1. ## congruence

Recall that 3/k if and only if there exist nEz at k=3n. Let a and b be integers.

Define (equal sign with three bars and subscript 3) as a(equal sign with three bars and subscript 3) b if and only if 3/(a-b)

Prove the fallowing

Let [0]={xEz: 0 (equal sign with three bars and subscript 3) x}
[1]={xEz: 1(equal sign with three bars and subscript 3)x}
[2]={xEz: 2(equal sign with three bars and subscript 3)x}

Part B is

Show that the sets [0] [1] [2] partition Z

2. Originally Posted by xomichelleybelly
Recall that 3/k if and only if there exist nEz at k=3n.
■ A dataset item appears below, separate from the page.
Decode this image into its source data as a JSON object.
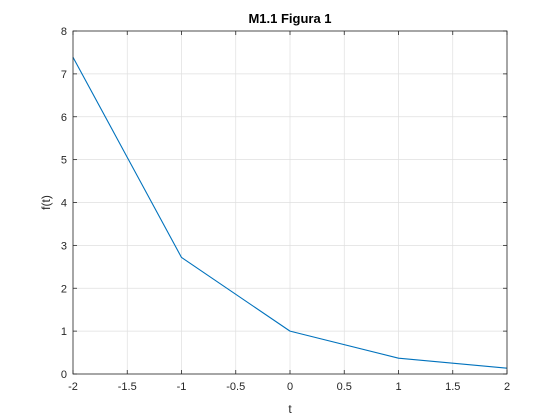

Let a and b be integers.

Define (equal sign with three bars and subscript 3) as a(equal sign with three bars and subscript 3) b if and only if 3/(a-b)

Prove the fallowing

Let [0]={xEz: 0 (equal sign with three bars and subscript 3) x}
[1]={xEz: 1(equal sign with three bars and subscript 3)x}
[2]={xEz: 2(equal sign with three bars and subscript 3)x}

Part B is

Show that the sets [0] [1] [2] partition Z
to start you off. as the definition tells us. $a \equiv _n b$ means $n \mid (b - a)$, which means $b - a = nk$ for some $k \in \mathbb{Z}$.

Thus, $[0] = \{ x : x = 3k \mbox{ for }k \in \mathbb{Z} \}$ $= \{ \mbox{ all multiples of 3} \} = \{ \cdots , -6, -3, 0, 3, 6, \cdots \}$

do the others. why do these partition $\mathbb{Z}$? how can we express any integer in terms of 3 times something, plus a remainder perhaps?